California GOP “A White Man’s Party”

The latest PPIC poll is out and it shows Democratic candidates Jerry Brown and Barbara Boxer still ahead of their Republican opponents. PPIC has Brown over Whitman 44-36 and Boxer over Fiorina 43-38. Those numbers are roughly similar to the SurveyUSA numbers from earlier this week, although Boxer’s lead is larger according to PPIC.

Before we get to their polling on the ballot propositions, it’s worth spending a moment to explain why Brown and Boxer have leads. As Calbuzz points out:

Despite her massive spending – which is expected to reach $180 million – Republican Whitman has been unable to break away from Democrat Brown except among Republicans, conservatives and Southern Californians outside of Los Angeles….

In the race for  U.S. Senate, Boxer commands Democrats, Women, Latinos, liberals and – importantly – moderates. She also kills Republican Fiorina in Los Angeles and the Bay Area.

They also note that whereas Whitman and Brown are evenly tied among men and whites, Fiorina has a lead with both groups, keeping her in the game, if ever so slightly.

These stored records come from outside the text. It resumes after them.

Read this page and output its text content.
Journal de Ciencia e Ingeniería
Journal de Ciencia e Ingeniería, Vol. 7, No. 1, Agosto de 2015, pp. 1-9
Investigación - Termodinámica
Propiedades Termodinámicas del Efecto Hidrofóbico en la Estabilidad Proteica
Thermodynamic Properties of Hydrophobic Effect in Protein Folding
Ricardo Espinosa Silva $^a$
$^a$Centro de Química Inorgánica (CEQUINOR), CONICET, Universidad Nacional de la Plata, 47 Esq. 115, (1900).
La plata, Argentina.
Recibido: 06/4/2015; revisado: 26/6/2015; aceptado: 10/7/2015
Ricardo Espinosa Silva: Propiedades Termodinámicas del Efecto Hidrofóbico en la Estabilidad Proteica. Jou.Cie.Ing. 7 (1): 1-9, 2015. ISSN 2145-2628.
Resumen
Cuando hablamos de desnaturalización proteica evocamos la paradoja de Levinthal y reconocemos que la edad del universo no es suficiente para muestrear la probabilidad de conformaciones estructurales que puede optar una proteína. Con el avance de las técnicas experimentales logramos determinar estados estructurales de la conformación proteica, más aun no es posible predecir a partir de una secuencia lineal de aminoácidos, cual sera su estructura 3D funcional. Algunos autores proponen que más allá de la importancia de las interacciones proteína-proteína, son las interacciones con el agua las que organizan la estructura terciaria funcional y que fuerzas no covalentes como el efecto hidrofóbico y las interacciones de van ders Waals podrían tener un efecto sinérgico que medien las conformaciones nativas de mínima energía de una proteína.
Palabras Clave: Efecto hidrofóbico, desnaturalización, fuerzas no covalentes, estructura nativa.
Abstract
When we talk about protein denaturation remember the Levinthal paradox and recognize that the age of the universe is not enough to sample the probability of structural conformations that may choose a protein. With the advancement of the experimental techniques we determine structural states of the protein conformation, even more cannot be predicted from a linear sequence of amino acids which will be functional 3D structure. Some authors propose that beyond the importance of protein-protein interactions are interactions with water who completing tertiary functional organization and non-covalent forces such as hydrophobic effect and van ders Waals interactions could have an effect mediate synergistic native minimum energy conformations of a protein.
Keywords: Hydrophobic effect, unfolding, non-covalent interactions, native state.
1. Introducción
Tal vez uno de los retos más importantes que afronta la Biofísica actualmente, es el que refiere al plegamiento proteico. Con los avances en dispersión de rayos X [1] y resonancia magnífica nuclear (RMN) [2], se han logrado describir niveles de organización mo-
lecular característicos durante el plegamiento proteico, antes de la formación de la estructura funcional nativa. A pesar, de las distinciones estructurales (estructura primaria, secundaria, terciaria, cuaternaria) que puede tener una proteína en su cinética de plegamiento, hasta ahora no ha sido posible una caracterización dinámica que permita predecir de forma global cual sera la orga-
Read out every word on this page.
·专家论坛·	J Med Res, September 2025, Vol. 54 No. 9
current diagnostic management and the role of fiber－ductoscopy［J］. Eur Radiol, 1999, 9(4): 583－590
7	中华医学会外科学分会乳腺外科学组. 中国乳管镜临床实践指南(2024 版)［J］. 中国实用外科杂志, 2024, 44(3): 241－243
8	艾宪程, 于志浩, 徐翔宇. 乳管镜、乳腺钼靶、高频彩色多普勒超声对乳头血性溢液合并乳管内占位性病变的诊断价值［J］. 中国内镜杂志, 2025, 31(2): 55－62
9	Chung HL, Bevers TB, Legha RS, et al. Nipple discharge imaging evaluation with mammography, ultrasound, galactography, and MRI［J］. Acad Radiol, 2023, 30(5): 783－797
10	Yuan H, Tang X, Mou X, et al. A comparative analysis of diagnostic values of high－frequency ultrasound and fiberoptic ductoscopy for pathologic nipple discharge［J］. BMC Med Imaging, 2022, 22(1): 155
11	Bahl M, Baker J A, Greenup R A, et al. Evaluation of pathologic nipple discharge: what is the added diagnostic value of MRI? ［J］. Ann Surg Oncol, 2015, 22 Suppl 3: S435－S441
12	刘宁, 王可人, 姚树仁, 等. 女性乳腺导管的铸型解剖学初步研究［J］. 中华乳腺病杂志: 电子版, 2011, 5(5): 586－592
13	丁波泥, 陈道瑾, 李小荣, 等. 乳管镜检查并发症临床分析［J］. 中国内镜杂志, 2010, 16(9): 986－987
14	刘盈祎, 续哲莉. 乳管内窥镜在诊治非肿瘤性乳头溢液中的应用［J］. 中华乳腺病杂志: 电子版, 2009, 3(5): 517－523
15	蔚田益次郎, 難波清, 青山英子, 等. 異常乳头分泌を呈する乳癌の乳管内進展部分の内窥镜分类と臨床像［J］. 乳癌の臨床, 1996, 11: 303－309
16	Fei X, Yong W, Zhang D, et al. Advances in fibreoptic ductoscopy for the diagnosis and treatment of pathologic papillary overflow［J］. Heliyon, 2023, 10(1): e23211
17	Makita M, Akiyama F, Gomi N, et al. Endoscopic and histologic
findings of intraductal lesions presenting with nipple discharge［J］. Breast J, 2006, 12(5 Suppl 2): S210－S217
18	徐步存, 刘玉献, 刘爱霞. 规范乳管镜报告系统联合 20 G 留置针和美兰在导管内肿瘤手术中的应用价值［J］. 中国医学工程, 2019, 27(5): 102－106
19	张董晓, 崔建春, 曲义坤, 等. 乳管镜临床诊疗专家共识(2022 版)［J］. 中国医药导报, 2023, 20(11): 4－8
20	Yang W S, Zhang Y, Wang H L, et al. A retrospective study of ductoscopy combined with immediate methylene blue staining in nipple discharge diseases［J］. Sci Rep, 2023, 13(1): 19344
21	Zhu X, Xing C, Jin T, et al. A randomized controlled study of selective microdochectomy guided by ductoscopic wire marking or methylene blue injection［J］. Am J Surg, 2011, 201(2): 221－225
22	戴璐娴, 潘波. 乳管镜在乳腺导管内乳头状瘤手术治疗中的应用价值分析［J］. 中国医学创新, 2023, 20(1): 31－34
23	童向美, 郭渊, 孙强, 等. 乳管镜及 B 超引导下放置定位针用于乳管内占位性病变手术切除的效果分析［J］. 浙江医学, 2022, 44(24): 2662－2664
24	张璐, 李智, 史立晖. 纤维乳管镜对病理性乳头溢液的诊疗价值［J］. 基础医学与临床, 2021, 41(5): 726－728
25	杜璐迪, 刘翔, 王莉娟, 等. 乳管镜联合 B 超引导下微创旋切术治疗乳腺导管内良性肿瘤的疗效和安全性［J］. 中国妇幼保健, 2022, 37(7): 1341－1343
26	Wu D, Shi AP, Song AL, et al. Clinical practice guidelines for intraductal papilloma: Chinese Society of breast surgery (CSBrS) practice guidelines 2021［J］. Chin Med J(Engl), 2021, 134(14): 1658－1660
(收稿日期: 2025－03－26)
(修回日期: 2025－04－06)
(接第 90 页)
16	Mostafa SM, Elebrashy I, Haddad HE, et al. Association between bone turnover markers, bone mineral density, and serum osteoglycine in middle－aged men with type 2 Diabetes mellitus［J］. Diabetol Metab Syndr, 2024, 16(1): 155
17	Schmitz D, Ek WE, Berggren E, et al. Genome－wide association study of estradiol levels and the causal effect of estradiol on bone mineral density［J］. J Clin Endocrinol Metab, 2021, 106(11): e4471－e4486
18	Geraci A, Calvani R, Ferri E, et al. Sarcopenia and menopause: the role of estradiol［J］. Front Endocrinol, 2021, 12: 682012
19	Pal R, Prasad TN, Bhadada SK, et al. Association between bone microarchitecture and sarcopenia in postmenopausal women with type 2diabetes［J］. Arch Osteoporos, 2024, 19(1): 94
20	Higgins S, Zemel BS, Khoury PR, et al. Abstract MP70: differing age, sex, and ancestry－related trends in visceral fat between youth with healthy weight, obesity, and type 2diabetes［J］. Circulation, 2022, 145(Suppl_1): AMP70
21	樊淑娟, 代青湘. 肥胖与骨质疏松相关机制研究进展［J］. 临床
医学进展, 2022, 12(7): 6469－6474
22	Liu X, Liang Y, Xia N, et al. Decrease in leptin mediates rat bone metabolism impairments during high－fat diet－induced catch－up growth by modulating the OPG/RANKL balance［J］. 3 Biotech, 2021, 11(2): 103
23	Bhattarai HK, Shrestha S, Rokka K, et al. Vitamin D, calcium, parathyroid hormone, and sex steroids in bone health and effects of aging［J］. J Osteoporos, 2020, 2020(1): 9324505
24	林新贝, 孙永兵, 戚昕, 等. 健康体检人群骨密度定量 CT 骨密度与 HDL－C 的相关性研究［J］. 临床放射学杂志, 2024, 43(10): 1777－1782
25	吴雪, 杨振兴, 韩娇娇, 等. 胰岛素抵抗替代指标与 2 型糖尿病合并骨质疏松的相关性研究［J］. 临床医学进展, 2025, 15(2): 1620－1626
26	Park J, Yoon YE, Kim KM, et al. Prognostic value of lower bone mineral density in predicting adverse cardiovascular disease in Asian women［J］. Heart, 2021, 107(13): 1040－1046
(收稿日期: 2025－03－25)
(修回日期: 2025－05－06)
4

Perhaps in 1910 California that would have been enough – since white men made up the majority of the electorate (women couldn’t vote and nonwhite men were a small portion of the electorate). But here in 2010, California is a far more diverse place. And you can’t win an election by being what Allan Hoffenblum called “a white man’s party”:

Allan Hoffenblum, a former Republican consultant who publishes the California Target Book, which handicaps legislative and congressional races, says the GOP “is still perceived as a white man’s party. And the fastest-growing group of voters is people of color. Every time they hear angry rhetoric about immigration, it’s coming out of Republicans.”

As we’ve explained numerous times here at Calitics over these last 5 years, this is an accurate description of the California Republican Party. It is a party whose base hates Latinos, does not believe women deserve basic rights to control their own bodies, and wants to treat LGBT Californians like second-class citizens. That is not a party that is electable in this state, and the Democrats’ dominance of statewide elections since 1996 merely reinforces the point.

This is something that Arnold Schwarzenegger well understood. He realized that a Republican could not get elected statewide if they espoused anti-Latino, anti-gay, anti-woman sentiments. And yet the only reason Arnold became governor was he did not have to run in a GOP primary on his way to becoming governor.

Meg Whitman did. And therein lay her downfall. She had to prove to her “white man’s party” base that she too hated Latinos, and she tried to do so during her battle against Steve Poizner while not going so far toward racism that she alienated the Latino votes she would need to win the general election. As it turned out, Whitman’s anti-Latino attitudes persisted into the general election, with her shocking attack on a Latino student being just one example of how Whitman shares the anti-Latino values of her base.

Carly Fiorina has been even more overt in her courting of the “white man’s party” base, praising teabaggers and denying global warming. And while it’s given her a small lead among those white men (thankfully not all of us are ignorant bigots) it’s not enough to win in a state as diverse as California.

Prop 19 Prop 23 Prop 24 Prop 25
Yes: 44 37 31 49
No: 49 48 38 34
So that’s the good news from PPIC. What’s the bad news? Well, the ballot propositions aren’t looking so great, as you can see at right. PPIC polled those four propositions (wish they’d also polled Prop 26) and found that voters aren’t really fired up about any of them. Prop 19 is in worse shape here than in SurveyUSA, and Prop 25 is “stuck in neutral” according to KQED’s John Myers. Prop 23 is failing, thankfully, but Prop 24 should be doing much better.

There’s still a long way to go over the next dozen or so days before the election, and it’s very important that progressives get engaged to make sure we win.

7 thoughts on “California GOP “A White Man’s Party””

  1. In the State Senate race, Republican candidate Canella is running ads in Monterey against Anna Caballero, whose appearance and name are obviously Latino, with this tagline:

    “Elect one of us.”

    Is that explicit enough?

  2. I don’t recall seeing anything.  The anti-26 campaign does seem to be getting some legs under it at last, although it seems a little odd that it took people so long to realize that 26 would impact AB32 along with everything else.  It’s really quite the power grab.